Symptoms include fever, cough, chills, muscle aches, headache, fatigue, loss of appetite, confusion and diarrhea. Symptoms usually appear two to 10 days after significant exposure to Legionella bacteria.

The Health Department is urging residents in the area with respiratory symptoms, such as fever, cough, chills and muscle aches, to promptly seek medical attention. The Health Department has alerted health care providers in the area about this cluster.

TREATMENT

Legionnaires’ disease can be deadly, but is treatable with antibiotics. Most people get better with early treatment, although they may need to be hospitalized. Others have died from complications of the disease.

WHAT IS THE HEALTH DEPARTMENT DOING? 

To raise awareness in the community, the Health Department and the Mayor’s Office are working with elected officials and sending outreach teams to transit hubs and senior centers in the area to distribute information about Legionnaires’ disease. The Health Department is also organizing a community meeting to inform residents, answer questions and address any concerns.

As of today, the Health Department has sampled all cooling towers in the investigation zone. Testing involves a two-step process that first identifies genetic evidence of the bacteria and then confirms if the bacteria are alive and able to cause disease. Positive results from the first step will enable the Health Department to identify towers that potentially have bacteria capable of making people sick.

The owners of those buildings will be ordered to immediately increase the level of biocides that kill the Legionella bacteria or to change to a new biocide and report to the Department within 24 hours. This biocide remediation will be done as a precautionary step while the second step, growing the bacteria in culture, is being done to determine the presence of the live bacteria that causes Legionnaires’ disease. It takes two weeks to allow bacteria adequate time to grow. A positive culture indicates the presence of bacteria capable of causing disease. The Department will order the owner of any building with a positive culture result to fully clean and disinfect the cooling tower.

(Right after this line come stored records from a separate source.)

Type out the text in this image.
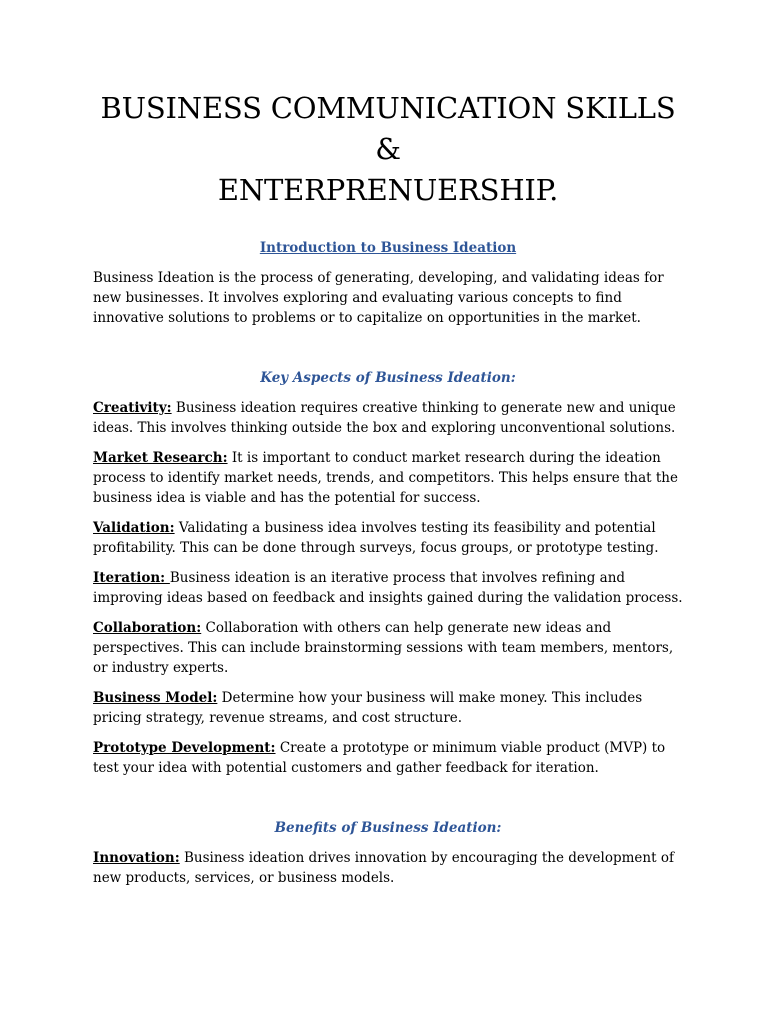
BUSINESS COMMUNICATION SKILLS &
ENTERPRENUERSHIP.
Introduction to Business Ideation

Business Ideation is the process of generating, developing, and validating ideas for new businesses. It involves exploring and evaluating various concepts to find innovative solutions to problems or to capitalize on opportunities in the market.

Key Aspects of Business Ideation:

Creativity: Business ideation requires creative thinking to generate new and unique ideas. This involves thinking outside the box and exploring unconventional solutions.

Market Research: It is important to conduct market research during the ideation process to identify market needs, trends, and competitors. This helps ensure that the business idea is viable and has the potential for success.

Validation: Validating a business idea involves testing its feasibility and potential profitability. This can be done through surveys, focus groups, or prototype testing.

Iteration: Business ideation is an iterative process that involves refining and improving ideas based on feedback and insights gained during the validation process.

Collaboration: Collaboration with others can help generate new ideas and perspectives. This can include brainstorming sessions with team members, mentors, or industry experts.

Business Model: Determine how your business will make money. This includes pricing strategy, revenue streams, and cost structure.

Prototype Development: Create a prototype or minimum viable product (MVP) to test your idea with potential customers and gather feedback for iteration.

Benefits of Business Ideation:

Innovation: Business ideation drives innovation by encouraging the development of new products, services, or business models.
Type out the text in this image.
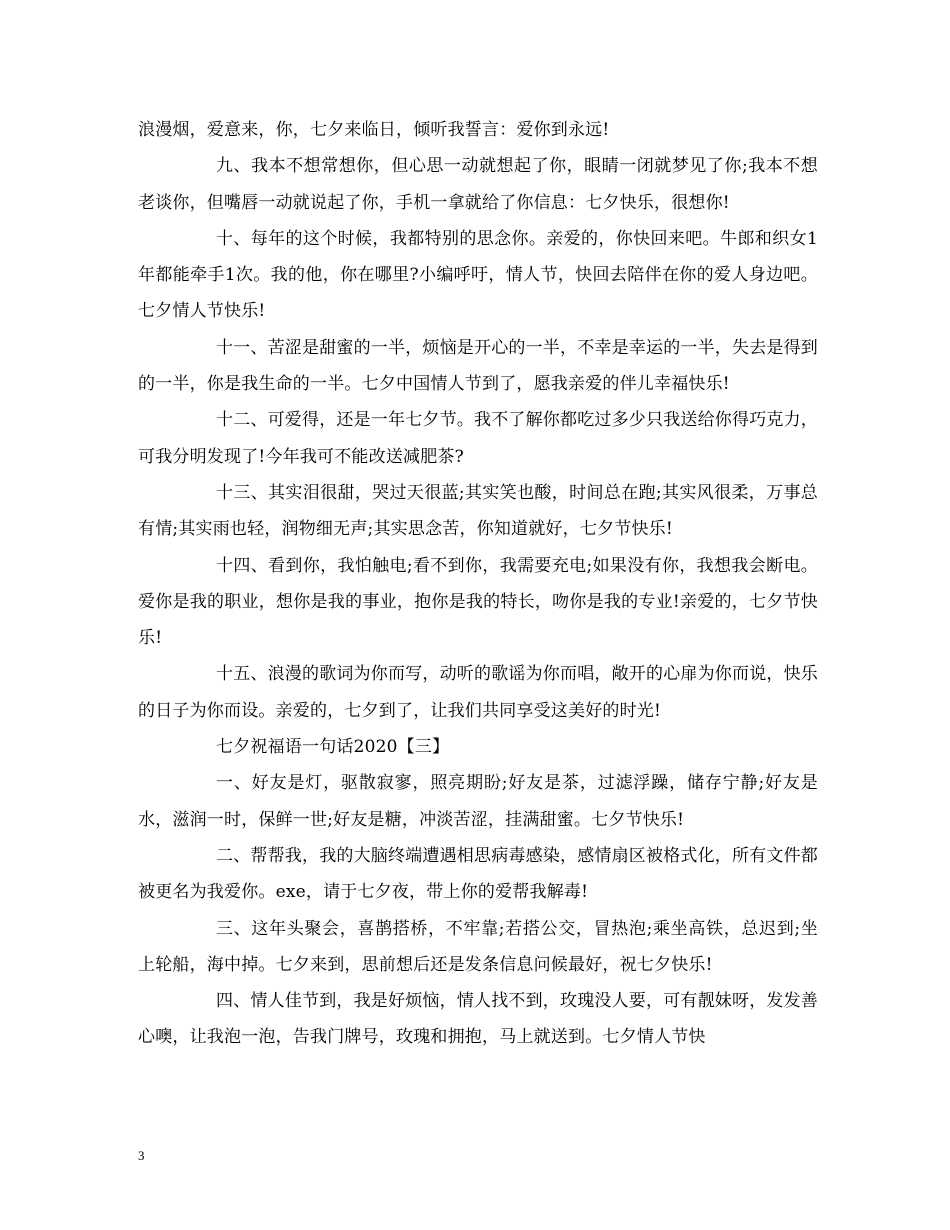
浪漫烟，爱意来，你，七夕来临日，倾听我誓言：爱你到永远!

九、我本不想常想你，但心思一动就想起了你，眼睛一闭就梦见了你;我本不想老谈你，但嘴唇一动就说起了你，手机一拿就给了你信息：七夕快乐，很想你!

十、每年的这个时候，我都特别的思念你。亲爱的，你快回来吧。牛郎和织女1年都能牵手1次。我的他，你在哪里?小编呼吁，情人节，快回去陪伴在你的爱人身边吧。七夕情人节快乐!

十一、苦涩是甜蜜的一半，烦恼是开心的一半，不幸是幸运的一半，失去是得到的一半，你是我生命的一半。七夕中国情人节到了，愿我亲爱的伴儿幸福快乐!

十二、可爱得，还是一年七夕节。我不了解你都吃过多少只我送给你得巧克力，可我分明发现了!今年我可不能改送减肥茶?

十三、其实泪很甜，哭过天很蓝;其实笑也酸，时间总在跑;其实风很柔，万事总有情;其实雨也轻，润物细无声;其实思念苦，你知道就好，七夕节快乐!

十四、看到你，我怕触电;看不到你，我需要充电;如果没有你，我想我会断电。爱你是我的职业，想你是我的事业，抱你是我的特长，吻你是我的专业!亲爱的，七夕节快乐!

十五、浪漫的歌词为你而写，动听的歌谣为你而唱，敞开的心扉为你而说，快乐的日子为你而设。亲爱的，七夕到了，让我们共同享受这美好的时光!

七夕祝福语一句话2020【三】

一、好友是灯，驱散寂寥，照亮期盼;好友是茶，过滤浮躁，储存宁静;好友是水，滋润一时，保鲜一世;好友是糖，冲淡苦涩，挂满甜蜜。七夕节快乐!

二、帮帮我，我的大脑终端遭遇相思病毒感染，感情扇区被格式化，所有文件都被更名为我爱你。exe，请于七夕夜，带上你的爱帮我解毒!

三、这年头聚会，喜鹊搭桥，不牢靠;若搭公交，冒热泡;乘坐高铁，总迟到;坐上轮船，海中掉。七夕来到，思前想后还是发条信息问候最好，祝七夕快乐!

四、情人佳节到，我是好烦恼，情人找不到，玫瑰没人要，可有靓妹呀，发发善心噢，让我泡一泡，告我门牌号，玫瑰和拥抱，马上就送到。七夕情人节快

3
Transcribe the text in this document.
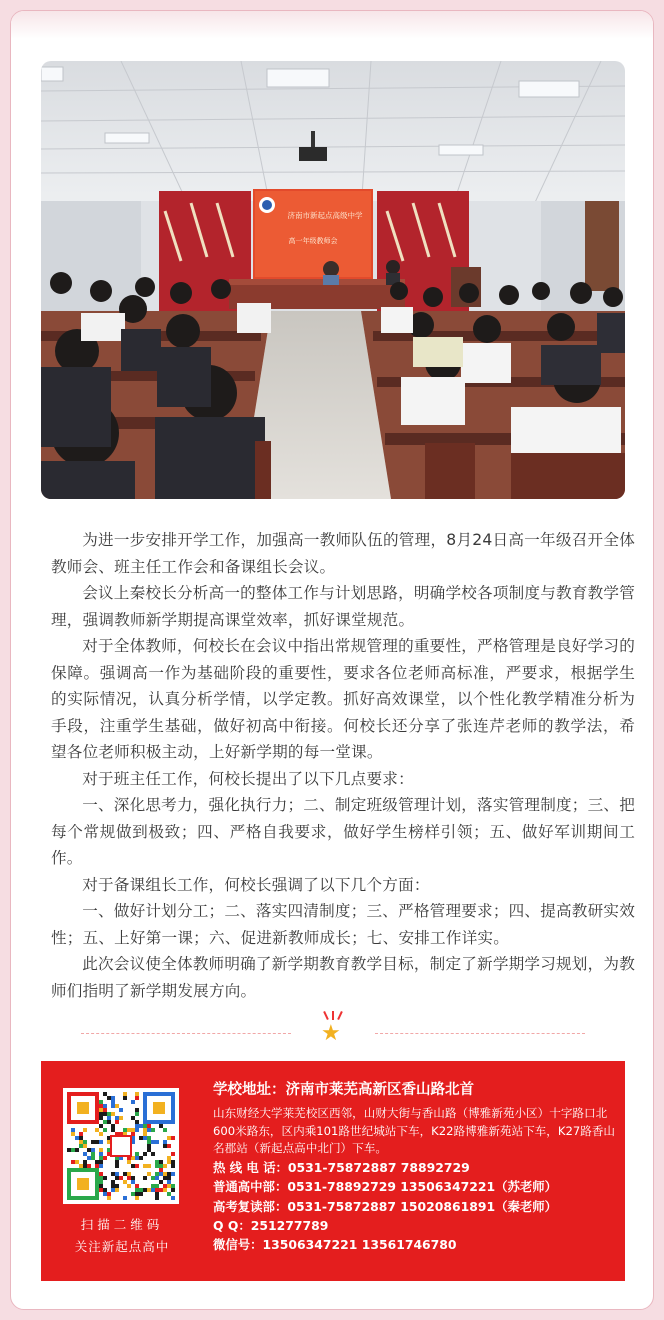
济南市新起点高级中学
高一年级教师会

为进一步安排开学工作，加强高一教师队伍的管理，8月24日高一年级召开全体教师会、班主任工作会和备课组长会议。

会议上秦校长分析高一的整体工作与计划思路，明确学校各项制度与教育教学管理，强调教师新学期提高课堂效率，抓好课堂规范。

对于全体教师，何校长在会议中指出常规管理的重要性，严格管理是良好学习的保障。强调高一作为基础阶段的重要性，要求各位老师高标准，严要求，根据学生的实际情况，认真分析学情，以学定教。抓好高效课堂，以个性化教学精准分析为手段，注重学生基础，做好初高中衔接。何校长还分享了张连芹老师的教学法，希望各位老师积极主动，上好新学期的每一堂课。

对于班主任工作，何校长提出了以下几点要求：

一、深化思考力，强化执行力；二、制定班级管理计划，落实管理制度；三、把每个常规做到极致；四、严格自我要求，做好学生榜样引领；五、做好军训期间工作。

对于备课组长工作，何校长强调了以下几个方面：

一、做好计划分工；二、落实四清制度；三、严格管理要求；四、提高教研实效性；五、上好第一课；六、促进新教师成长；七、安排工作详实。

此次会议使全体教师明确了新学期教育教学目标，制定了新学期学习规划，为教师们指明了新学期发展方向。

★
扫描二维码
关注新起点高中
学校地址：济南市莱芜高新区香山路北首
山东财经大学莱芜校区西邻，山财大街与香山路（博雅新苑小区）十字路口北600米路东，区内乘101路世纪城站下车，K22路博雅新苑站下车，K27路香山名郡站（新起点高中北门）下车。
热 线 电 话：0531-75872887 78892729
普通高中部：0531-78892729 13506347221（苏老师）
高考复读部：0531-75872887 15020861891（秦老师）
Q Q：251277789
微信号：13506347221 13561746780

“The Health Department is currently investigating a cluster of Legionnaires’ disease cases in the downtown Flushing area of Queens, and I urge individuals in this area with respiratory symptoms to seek medical attention right away. People over the age of 50 and people with compromised immune systems are especially at risk,” said Health Commissioner Dr. Mary T. Bassett. “As with our previous Legionnaires’ disease investigations, we are in the process of investigating the source of the cluster and are working with building owners in the area to rapidly test and clean cooling towers.”